A quel tempo, il presidente Sándor Pulai fece qualcosa che sarebbe stato impensabile: SENZA CONVOCARE IL CONSIGLIO, DECISÒ IN UN SINGOLO, con una motivazione ridicola, fece un discorso sul rigetto della domanda.

Ma è stato allora che è arrivata la svolta: I MEMBRI DEL COMITATO ETICO HANNO INIZIATO UN VOTO DI FIDUCIA contro di lui, che HA FALLITO. E ieri hanno votato per il nuovo presidente, è già sul sito. Può sembrare piccola, ma in realtà è una notizia MOLTO grande e positiva.
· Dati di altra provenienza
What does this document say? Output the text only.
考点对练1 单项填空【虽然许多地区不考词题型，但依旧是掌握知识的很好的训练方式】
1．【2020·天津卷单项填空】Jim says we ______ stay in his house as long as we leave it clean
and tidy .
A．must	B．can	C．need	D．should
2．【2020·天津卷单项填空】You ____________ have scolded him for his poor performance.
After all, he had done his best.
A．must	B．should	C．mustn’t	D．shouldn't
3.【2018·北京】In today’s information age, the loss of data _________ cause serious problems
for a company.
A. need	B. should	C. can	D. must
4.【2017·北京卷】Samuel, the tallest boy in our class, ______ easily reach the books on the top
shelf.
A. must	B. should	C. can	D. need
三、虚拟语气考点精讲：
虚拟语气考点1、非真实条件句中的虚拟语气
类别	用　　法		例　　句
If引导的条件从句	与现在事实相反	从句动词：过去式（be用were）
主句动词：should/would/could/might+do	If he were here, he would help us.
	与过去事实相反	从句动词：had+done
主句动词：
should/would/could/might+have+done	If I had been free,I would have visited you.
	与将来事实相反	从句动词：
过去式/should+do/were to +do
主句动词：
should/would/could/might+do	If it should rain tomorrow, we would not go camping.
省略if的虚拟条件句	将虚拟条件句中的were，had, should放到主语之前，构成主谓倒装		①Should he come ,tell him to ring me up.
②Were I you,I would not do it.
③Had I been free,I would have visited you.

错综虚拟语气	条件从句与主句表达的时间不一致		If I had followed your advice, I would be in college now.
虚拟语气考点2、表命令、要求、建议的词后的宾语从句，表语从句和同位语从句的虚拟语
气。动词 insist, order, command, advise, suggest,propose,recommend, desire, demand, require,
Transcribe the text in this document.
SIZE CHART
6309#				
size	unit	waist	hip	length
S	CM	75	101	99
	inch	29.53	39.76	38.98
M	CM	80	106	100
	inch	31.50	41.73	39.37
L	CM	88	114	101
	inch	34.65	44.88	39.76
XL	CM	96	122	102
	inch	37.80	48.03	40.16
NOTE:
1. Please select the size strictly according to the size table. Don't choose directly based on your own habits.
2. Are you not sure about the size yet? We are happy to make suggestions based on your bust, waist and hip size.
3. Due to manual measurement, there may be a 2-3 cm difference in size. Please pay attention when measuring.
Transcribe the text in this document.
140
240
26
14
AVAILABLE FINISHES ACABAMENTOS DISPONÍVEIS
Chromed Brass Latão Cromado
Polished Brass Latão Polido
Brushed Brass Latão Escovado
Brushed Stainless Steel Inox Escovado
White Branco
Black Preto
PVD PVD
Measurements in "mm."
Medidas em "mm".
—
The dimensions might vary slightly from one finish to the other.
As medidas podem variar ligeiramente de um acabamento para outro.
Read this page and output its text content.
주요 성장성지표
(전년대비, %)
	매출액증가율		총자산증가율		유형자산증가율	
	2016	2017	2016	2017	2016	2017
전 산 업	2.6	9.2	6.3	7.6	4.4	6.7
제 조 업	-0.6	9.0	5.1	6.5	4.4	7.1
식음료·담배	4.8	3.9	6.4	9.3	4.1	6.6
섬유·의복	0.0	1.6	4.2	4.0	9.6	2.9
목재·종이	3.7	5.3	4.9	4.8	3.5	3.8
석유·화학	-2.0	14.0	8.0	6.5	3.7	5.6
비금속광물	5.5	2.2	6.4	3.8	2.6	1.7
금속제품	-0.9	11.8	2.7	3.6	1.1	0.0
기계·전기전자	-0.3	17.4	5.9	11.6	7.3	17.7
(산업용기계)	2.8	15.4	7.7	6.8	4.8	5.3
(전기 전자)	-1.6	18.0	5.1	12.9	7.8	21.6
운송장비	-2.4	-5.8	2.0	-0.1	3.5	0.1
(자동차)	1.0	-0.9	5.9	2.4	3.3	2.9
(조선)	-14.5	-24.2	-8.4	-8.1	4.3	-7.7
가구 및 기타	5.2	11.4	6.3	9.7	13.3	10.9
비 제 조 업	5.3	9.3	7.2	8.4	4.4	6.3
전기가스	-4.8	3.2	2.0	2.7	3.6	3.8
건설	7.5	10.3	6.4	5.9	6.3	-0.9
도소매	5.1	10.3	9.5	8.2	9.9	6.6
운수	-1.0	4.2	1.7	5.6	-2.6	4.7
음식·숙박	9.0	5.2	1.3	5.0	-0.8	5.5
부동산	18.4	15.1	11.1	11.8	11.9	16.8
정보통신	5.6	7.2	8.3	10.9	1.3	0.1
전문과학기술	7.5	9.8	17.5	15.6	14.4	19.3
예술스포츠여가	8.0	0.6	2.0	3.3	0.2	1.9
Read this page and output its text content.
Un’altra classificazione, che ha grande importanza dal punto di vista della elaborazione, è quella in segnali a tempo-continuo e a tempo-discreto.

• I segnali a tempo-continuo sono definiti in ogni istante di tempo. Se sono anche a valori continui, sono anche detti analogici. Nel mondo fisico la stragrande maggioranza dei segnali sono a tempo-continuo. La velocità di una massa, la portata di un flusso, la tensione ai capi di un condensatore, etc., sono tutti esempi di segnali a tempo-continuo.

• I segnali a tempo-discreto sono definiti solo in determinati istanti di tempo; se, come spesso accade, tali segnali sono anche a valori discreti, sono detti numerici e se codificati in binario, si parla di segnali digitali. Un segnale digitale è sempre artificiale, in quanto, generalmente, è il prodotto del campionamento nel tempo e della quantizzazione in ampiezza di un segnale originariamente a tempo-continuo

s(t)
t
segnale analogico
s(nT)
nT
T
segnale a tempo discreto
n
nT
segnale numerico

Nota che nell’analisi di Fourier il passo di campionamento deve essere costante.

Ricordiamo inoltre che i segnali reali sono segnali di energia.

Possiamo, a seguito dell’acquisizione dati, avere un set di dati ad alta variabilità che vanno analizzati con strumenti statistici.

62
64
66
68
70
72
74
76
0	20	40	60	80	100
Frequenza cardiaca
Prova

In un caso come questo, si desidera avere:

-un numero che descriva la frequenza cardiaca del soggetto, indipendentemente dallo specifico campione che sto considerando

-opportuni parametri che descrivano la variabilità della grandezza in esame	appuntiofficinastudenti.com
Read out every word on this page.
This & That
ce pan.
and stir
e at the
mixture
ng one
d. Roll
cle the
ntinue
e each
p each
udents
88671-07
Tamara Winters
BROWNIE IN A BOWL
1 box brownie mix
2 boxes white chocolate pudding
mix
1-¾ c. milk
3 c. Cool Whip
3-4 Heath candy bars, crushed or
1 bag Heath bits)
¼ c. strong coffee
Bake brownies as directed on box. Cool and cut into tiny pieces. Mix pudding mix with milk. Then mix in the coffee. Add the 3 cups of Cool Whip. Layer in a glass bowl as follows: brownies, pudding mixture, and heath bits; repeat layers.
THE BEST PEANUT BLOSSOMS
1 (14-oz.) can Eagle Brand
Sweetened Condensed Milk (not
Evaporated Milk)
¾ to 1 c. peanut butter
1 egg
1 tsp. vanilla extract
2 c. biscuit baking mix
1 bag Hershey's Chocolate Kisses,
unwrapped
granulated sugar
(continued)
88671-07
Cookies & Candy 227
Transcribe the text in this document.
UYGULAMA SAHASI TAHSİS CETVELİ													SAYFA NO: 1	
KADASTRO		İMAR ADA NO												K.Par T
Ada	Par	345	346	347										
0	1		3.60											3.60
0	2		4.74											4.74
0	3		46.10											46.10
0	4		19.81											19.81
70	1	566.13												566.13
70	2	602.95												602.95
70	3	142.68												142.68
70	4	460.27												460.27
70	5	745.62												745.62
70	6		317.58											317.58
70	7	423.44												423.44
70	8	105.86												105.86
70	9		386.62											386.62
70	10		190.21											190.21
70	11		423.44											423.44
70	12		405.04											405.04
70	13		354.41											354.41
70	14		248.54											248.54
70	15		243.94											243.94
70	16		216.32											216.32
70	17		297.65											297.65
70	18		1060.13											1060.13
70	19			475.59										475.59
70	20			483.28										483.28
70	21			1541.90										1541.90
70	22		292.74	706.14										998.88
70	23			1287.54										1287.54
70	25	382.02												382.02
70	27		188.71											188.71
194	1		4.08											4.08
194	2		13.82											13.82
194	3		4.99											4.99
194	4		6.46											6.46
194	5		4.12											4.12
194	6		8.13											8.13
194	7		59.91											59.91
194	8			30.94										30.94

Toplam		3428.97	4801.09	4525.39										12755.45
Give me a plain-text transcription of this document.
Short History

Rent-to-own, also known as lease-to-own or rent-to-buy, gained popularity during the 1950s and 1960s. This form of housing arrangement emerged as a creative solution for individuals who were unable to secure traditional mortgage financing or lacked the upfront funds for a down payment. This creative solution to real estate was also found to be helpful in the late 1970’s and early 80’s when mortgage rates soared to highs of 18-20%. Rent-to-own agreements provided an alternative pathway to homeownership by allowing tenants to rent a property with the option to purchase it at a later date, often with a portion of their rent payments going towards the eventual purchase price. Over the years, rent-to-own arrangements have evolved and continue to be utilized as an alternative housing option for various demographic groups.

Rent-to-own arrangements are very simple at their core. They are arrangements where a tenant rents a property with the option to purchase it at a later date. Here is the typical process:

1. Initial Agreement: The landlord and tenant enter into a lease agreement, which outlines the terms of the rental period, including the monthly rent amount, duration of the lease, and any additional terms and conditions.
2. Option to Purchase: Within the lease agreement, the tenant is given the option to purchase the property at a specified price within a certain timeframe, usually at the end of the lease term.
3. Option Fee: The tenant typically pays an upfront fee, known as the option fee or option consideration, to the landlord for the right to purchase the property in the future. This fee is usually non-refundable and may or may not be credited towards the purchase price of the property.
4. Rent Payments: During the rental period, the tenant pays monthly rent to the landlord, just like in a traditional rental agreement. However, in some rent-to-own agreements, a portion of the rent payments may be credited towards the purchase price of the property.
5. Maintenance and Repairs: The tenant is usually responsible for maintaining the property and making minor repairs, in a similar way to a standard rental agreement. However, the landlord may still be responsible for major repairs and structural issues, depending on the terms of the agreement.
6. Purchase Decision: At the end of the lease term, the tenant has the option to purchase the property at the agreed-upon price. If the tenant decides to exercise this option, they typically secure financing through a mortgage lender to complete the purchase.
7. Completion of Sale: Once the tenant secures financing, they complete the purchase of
Ciò dimostra che abbiamo ancora un’intellighenzia indipendente che ha la volontà e il coraggio di contraddire il potere sporco.

Ad ogni modo, ho presentato la domanda per la terza volta, con alcune argomentazioni aggiuntive in risposta alla decisione del presidente decaduto. Non so quando ci sarà una decisione in merito, prima o dopo le elezioni. Ma l’obiettivo è che Orbán abbia finalmente un documento sulla distruzione dei monumenti. Naturalmente, se non riesce a imbrogliare più di prima, allora ce ne saranno di più. In effetti, puoi andare in tribunale (anche per questo).

Storia: https://www.facebook.com/share/1DYyD3SVED/?mibextid=WC7FNe "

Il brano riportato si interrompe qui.